Ya Catalina y Juan se habían levantado de la mesa, y estaban tomando el café de pie, mientras Zacarías, que no se daba por satisfecho con el cocido, se estaba comiendo un gran pedazo de pan muy untado de manteca. Había visto el pedazo de carne que Alicia estaba poniendo en un plato; pero no lo tocaba porque sabía que aquello era para su padre. Todos se echaron al coleto un buen trago de agua para ayudar a la digestión.

—No hay cerveza —dijo la mujer de Maheu, cuando su marido se hubo sentado a la mesa—. He querido guardar algún dinero… Pero si quieres, la niña puede ir por ella en un momento.

El marido la miraba asombrado. ¡También tenía dinero!

—No, no —dijo—. Ya he bebido un jarro en la taberna, y me sobra.

Maheu empezó a comer a cucharadas. Su mujer, sin dejar a Estrella de los brazos, ayudaba a Alicia, que servía a su padre, y le acercaba la manteca y la carne, y ponía el café a la lumbre, para que lo encontrase bien caliente.

Pero en un rincón había comenzado la operación de lavarse en un medio tonel transformado en cubeta de baño. Catalina, que se bañaba primero, acababa de llenarlo de agua tibia, y se desnudaba tranquilamente, quedándose como su madre la echó al mundo, porque tenía la costumbre de hacerlo así desde muy niña y no encontraba en ello mal alguno, a pesar de sus dieciocho años. No hizo más que volverse de cara a la pared, dando la espalda a la lumbre y empezó a frotarse vigorosamente con un estropajo y jabón negro. Nadie la miraba; ni siquiera Leonor y Enrique sentían curiosidad por saber cómo estaba formada.

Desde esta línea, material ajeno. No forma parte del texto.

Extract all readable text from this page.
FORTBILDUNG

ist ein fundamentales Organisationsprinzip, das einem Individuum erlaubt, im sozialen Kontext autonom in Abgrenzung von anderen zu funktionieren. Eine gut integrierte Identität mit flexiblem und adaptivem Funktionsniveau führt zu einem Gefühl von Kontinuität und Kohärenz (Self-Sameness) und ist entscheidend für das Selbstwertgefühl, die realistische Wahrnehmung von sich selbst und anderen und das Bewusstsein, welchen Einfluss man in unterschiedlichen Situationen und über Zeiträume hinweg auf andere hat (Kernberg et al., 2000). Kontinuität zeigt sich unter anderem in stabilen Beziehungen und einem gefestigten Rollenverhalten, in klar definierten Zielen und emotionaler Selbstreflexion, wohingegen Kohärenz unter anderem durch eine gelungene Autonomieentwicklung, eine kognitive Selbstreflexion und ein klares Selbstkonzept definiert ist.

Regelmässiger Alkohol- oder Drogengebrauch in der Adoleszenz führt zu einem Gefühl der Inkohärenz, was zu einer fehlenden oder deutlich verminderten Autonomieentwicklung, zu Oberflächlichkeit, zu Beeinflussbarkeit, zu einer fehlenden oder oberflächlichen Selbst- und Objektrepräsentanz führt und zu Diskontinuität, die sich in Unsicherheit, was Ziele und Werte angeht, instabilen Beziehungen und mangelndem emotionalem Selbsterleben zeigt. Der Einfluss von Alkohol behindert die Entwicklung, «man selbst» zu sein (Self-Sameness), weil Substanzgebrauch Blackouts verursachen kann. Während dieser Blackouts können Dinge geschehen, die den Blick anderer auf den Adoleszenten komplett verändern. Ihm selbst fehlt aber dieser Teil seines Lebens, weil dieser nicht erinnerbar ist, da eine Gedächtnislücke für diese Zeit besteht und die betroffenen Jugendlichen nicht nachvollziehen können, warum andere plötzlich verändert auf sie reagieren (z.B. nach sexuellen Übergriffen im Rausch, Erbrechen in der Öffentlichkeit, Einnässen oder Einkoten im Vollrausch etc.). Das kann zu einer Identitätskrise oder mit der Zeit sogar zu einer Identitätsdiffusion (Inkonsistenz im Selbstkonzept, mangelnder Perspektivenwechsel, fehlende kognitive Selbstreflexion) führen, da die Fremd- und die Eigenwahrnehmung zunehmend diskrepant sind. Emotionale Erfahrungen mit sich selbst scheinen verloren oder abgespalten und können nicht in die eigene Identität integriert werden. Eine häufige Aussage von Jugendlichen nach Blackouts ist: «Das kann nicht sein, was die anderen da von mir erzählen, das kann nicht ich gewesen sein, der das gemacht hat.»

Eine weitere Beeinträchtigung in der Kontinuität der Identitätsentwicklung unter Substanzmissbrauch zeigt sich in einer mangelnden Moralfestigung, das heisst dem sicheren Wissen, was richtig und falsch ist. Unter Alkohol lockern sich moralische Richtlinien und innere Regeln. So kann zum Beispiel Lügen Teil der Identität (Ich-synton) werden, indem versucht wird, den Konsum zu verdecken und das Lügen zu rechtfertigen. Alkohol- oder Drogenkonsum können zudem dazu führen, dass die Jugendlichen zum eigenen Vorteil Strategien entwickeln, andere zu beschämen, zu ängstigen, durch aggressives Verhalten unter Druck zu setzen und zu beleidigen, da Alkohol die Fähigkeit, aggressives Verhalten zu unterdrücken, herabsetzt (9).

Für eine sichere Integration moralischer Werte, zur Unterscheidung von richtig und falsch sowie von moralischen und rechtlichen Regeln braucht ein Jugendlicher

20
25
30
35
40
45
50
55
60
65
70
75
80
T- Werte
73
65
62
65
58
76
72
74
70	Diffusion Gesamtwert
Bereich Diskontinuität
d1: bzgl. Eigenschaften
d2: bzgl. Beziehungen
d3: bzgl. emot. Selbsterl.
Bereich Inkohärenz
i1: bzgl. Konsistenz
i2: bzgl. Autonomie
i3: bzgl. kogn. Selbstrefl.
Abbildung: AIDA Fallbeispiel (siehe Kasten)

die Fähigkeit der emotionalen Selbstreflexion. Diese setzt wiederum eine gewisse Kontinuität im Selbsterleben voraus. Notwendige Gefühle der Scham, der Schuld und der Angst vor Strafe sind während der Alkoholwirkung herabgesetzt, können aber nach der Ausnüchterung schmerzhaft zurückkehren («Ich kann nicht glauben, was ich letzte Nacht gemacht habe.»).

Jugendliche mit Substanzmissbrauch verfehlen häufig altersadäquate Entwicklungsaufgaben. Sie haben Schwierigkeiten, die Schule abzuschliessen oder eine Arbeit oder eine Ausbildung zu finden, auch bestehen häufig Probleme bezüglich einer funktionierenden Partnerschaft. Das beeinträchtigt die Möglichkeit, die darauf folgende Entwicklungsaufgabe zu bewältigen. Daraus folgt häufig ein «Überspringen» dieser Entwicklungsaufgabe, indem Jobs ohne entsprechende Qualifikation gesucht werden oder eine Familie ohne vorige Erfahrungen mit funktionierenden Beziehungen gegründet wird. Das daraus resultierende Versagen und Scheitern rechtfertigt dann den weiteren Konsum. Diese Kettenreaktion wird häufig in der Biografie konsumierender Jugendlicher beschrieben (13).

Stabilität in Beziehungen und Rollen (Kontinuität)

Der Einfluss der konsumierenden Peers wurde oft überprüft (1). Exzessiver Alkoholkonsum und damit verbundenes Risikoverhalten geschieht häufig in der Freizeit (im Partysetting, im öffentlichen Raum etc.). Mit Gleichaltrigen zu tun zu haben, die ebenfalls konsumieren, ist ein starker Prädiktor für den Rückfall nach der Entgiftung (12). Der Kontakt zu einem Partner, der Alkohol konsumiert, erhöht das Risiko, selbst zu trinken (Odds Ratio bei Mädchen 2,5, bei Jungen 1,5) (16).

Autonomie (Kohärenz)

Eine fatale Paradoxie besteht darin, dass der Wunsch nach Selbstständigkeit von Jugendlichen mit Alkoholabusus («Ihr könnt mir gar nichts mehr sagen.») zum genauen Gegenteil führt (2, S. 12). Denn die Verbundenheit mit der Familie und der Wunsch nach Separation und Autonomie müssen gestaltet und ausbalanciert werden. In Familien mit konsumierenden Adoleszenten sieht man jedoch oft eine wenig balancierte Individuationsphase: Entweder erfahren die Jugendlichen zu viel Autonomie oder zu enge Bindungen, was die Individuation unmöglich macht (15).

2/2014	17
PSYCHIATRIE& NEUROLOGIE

Cuando se encontró bien limpia, subió desnuda la escalera, dejándose la camisa y la demás ropa mojada hechas un lío en el suelo. Pero entonces surgió una disputa entre los dos hermanos: Juan se había dado prisa a meterse antes en el barreño con el pretexto de que Zacarías no había concluido de comer; y éste lo empujaba, reclamando su turno, y diciendo que si tenía la amabilidad de permitir que Catalina se bañase antes, no quería ir después de su hermano, porque éste dejaba el agua como tinta y le daba asco. Acabaron por lavarse al mismo tiempo, vueltos de espaldas a la gente, y tan bien hicieron las paces, que uno a otro se ayudaron a restregarse las espaldas con el jabón. Luego, lo mismo que su hermana, desaparecieron desnudos por la escalera.